I don't mean to keep harping on Bob like he was God or something, but within a year or so most of the folkies were plugging in. For all the kicking that attended its commencement, the great rapprochement with rock took about five months. Like Dylan, most of these people had grown up on Buddy Holly and Ricky Nelson, were musician enough to be fascinated by what the Beatles were doing, and could no longer remain untouched by the insights of Motown and Stax. And, besides all of these factors arguing for a louder, livelier musical setting, there was the fact that Dylan had opened the floodgates for young songwriters: people who had been educated in the old songs, but who had found their own lyrical voice, and in doing so left the old songs behind for a more contemporary form of expression. This can't be stressed enough: most important North American rock acts of the late '60s and early '70s came out of the folk revival. Most of the San Francisco psychedelic scene, the whole LA folk-country-rock tribe, and the New York-LA singer/songwriter movement: old folkies every one. The Folk Revival had sown the seeds of its own destruction, really: its popularity had drawn in a generation of smart kids who didn't necessarily have any deep allegiance to old songs, and who sooner or later would grow out of them, dissolving the movement whose ranks they had swollen. (Dylan, as in so many things, was the notable exception: as early as 1967 and the Basement Tapes it becomes clear just how deep his loyalty to old songs runs; in the early '90s he recorded the only all-trad albums of his career. He never left them behind.)

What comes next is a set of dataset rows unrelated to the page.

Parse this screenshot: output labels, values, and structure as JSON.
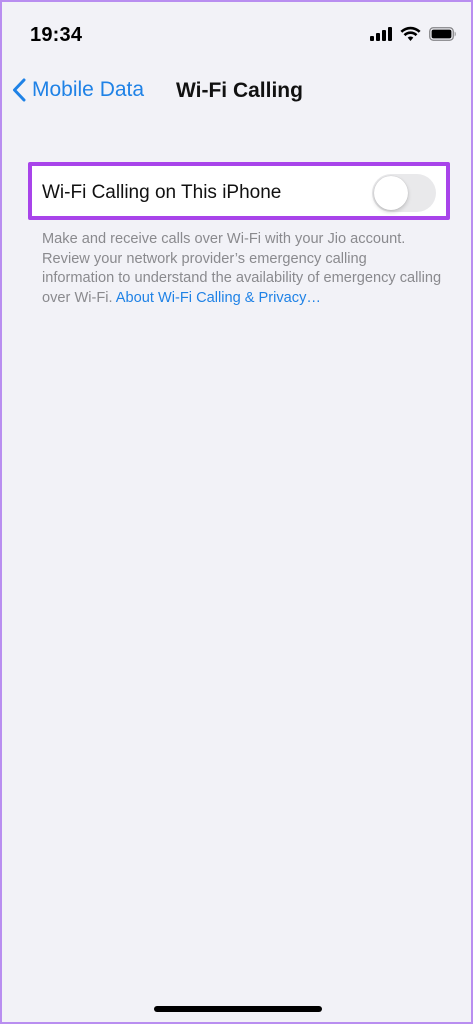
{
  "status_bar": {
    "time": "19:34",
    "icons": [
      "cellular-signal-icon",
      "wifi-icon",
      "battery-icon"
    ]
  },
  "nav": {
    "back_label": "Mobile Data",
    "title": "Wi-Fi Calling"
  },
  "settings": {
    "wifi_calling_label": "Wi-Fi Calling on This iPhone",
    "wifi_calling_enabled": false
  },
  "footer": {
    "description": "Make and receive calls over Wi-Fi with your Jio account. Review your network provider’s emergency calling information to understand the availability of emergency calling over Wi-Fi.",
    "link_text": "About Wi-Fi Calling & Privacy…"
  },
  "colors": {
    "accent": "#1f82e6",
    "background": "#f2f2f7",
    "highlight_border": "#a844ea",
    "toggle_off": "#e9e9eb",
    "footer_text": "#8a8a8e"
  }
}
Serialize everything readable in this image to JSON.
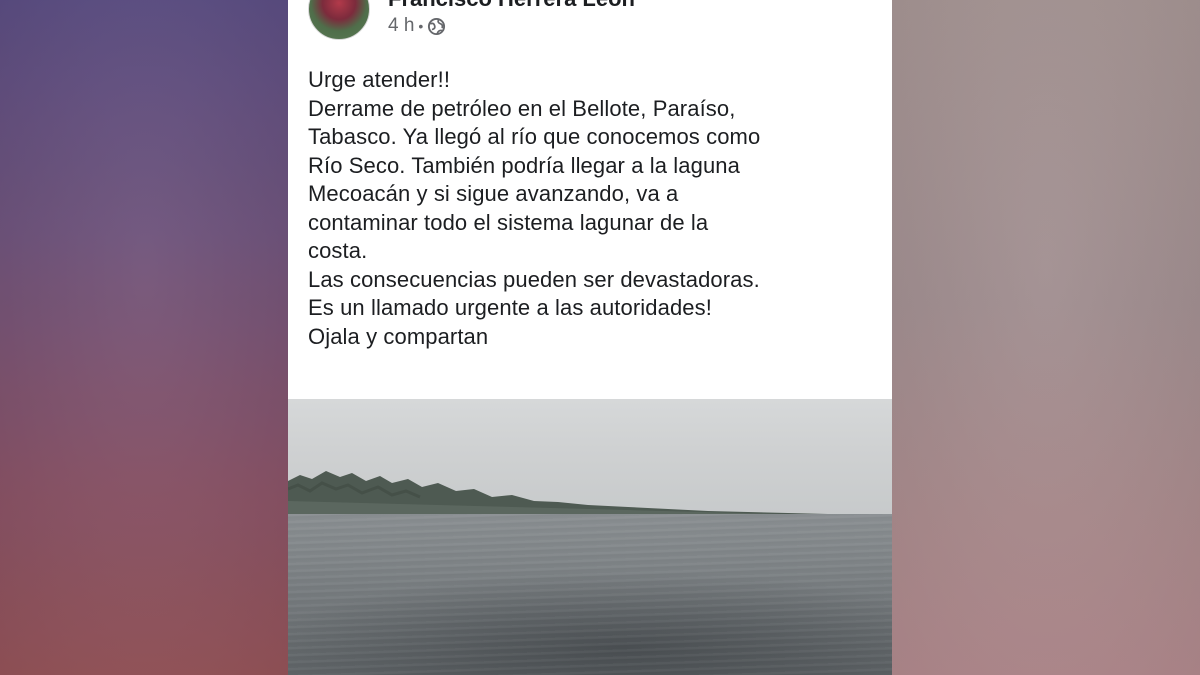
{
  "post": {
    "author": "Francisco Herrera León",
    "time": "4 h",
    "separator": "•",
    "privacy_icon": "globe-icon",
    "text_lines": [
      "Urge atender!!",
      "Derrame de petróleo en el Bellote, Paraíso,",
      "Tabasco. Ya llegó al río que conocemos como",
      "Río Seco. También podría llegar a la laguna",
      "Mecoacán y si sigue avanzando, va a",
      "contaminar todo el sistema lagunar de la",
      "costa.",
      "Las consecuencias pueden ser devastadoras.",
      "Es un llamado urgente a las autoridades!",
      "Ojala y compartan"
    ]
  },
  "colors": {
    "card_background": "#ffffff",
    "text_primary": "#1c1e21",
    "text_secondary": "#65676b"
  }
}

So what we have in A Song Will Rise is not quite a rear-guard action - that would be the role of their next album. This is an album unwittingly made for a moment that had already passed. Like a kid in bed listening to his parents argue in the kitchen down the hall, it may sense, dimly, that momentous things are being debated, but it really doesn't have any idea what's in store for it.

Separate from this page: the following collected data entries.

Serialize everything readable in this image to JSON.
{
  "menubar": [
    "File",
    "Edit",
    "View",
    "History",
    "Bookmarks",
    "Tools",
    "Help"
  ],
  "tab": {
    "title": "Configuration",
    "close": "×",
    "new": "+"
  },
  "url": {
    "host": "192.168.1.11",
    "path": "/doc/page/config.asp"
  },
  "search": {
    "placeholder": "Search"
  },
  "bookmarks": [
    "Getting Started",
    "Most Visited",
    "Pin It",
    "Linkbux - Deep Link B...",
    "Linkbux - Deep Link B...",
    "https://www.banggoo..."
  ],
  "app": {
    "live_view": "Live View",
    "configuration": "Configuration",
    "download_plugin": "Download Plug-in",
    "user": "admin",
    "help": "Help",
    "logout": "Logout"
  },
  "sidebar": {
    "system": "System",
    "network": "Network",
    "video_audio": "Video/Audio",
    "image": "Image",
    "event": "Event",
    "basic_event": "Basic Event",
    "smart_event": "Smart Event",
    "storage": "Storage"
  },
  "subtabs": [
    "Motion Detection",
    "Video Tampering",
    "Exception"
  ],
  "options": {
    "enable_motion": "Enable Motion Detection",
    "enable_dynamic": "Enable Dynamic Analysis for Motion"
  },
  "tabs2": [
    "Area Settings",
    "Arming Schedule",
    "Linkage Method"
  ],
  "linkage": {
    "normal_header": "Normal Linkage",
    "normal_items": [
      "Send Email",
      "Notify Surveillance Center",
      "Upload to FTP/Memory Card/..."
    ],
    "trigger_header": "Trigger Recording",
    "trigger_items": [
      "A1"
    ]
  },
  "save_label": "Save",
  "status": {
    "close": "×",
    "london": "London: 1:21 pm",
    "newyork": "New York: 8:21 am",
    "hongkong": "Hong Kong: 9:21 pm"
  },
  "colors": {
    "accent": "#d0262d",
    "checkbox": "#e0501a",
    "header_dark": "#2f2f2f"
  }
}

So, dig. The rousing gospel opener slot is given over to a Dylan song this time: tricky. A brace of avians with a single igneous projectile, and so forth. Musically, lyrically, "When The Ship Comes In" is an appropriate choice: energetic, apocalyptic. But it's another selection from The Times They Are A-Changin' - they, like the rest of the folk-revival community, seem to be politely bypassing Another Side Of... as if it were an anomalous bit of self-indulgence on Bob's part - just a phase, rather than his definitive new direction.

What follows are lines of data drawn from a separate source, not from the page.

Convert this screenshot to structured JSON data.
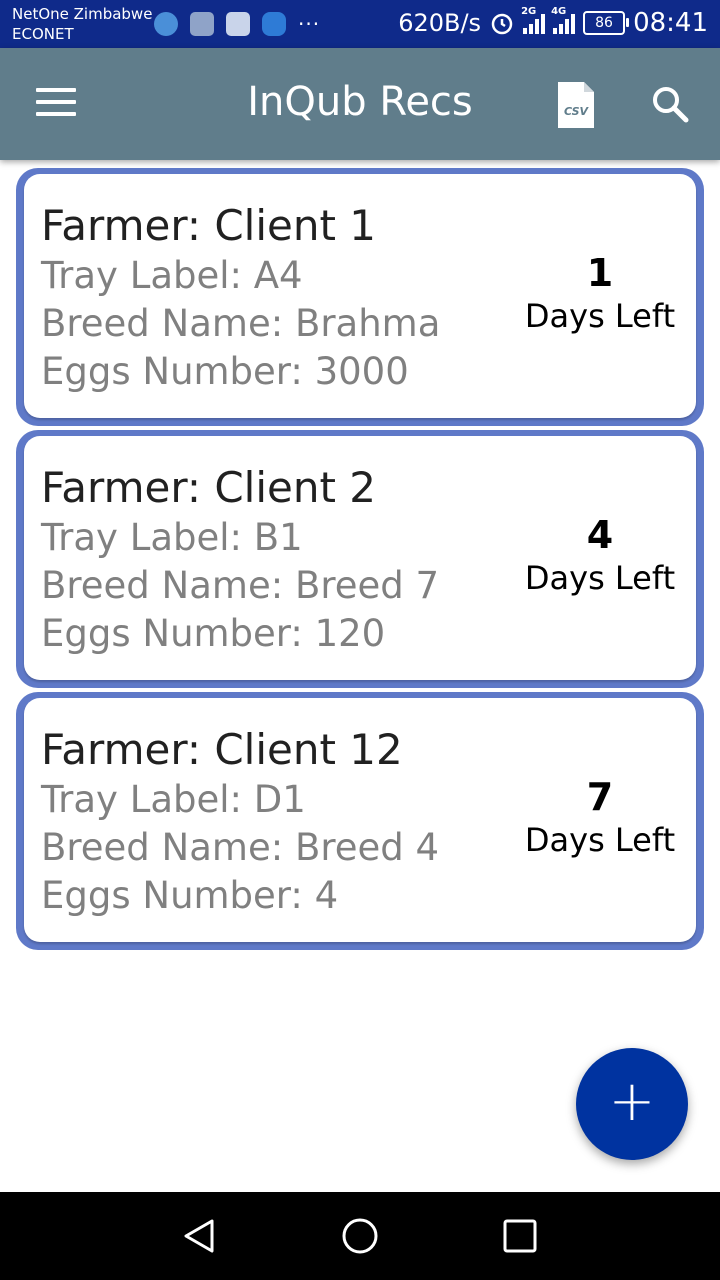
{
  "status_bar": {
    "carrier_line1": "NetOne Zimbabwe",
    "carrier_line2": "ECONET",
    "net_speed": "620B/s",
    "sim1_type": "2G",
    "sim2_type": "4G",
    "battery_level": "86",
    "time": "08:41",
    "overflow": "···"
  },
  "app_bar": {
    "title": "InQub Recs",
    "csv_icon_text": "CSV"
  },
  "records": [
    {
      "farmer": "Farmer: Client 1",
      "tray": "Tray Label: A4",
      "breed": "Breed Name: Brahma",
      "eggs": "Eggs Number: 3000",
      "days_value": "1",
      "days_label": "Days Left"
    },
    {
      "farmer": "Farmer: Client 2",
      "tray": "Tray Label: B1",
      "breed": "Breed Name: Breed 7",
      "eggs": "Eggs Number: 120",
      "days_value": "4",
      "days_label": "Days Left"
    },
    {
      "farmer": "Farmer: Client 12",
      "tray": "Tray Label: D1",
      "breed": "Breed Name: Breed 4",
      "eggs": "Eggs Number: 4",
      "days_value": "7",
      "days_label": "Days Left"
    }
  ],
  "fab": {
    "label": "+"
  },
  "colors": {
    "status_bar": "#0f2a8a",
    "app_bar": "#607d8b",
    "card_border": "#5f79c8",
    "fab": "#0033a0"
  }
}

And yet the closing slot is occupied by Gordon Lightfoot's "For Lovin' Me." In its own way, this is even more of a nail in the Folk Revival's coffin than all the Dylan songs were. As long as there was only one serious songwriter on the scene, he could be treated as the exception to a traditionalist rule. But then Gordon Lightfoot comes along and shows that Dylan isn't the only one: in fact there were lots of people on the scene who were starting to come up with worthwhile new songs. Songs with a sharper, more individualistic perspective on love than could be found, at least very easily, in the old songs; songs more adult than what was coming out of the Brill Building. Songs that, beyond the fingerpicking, had little to do with folk music.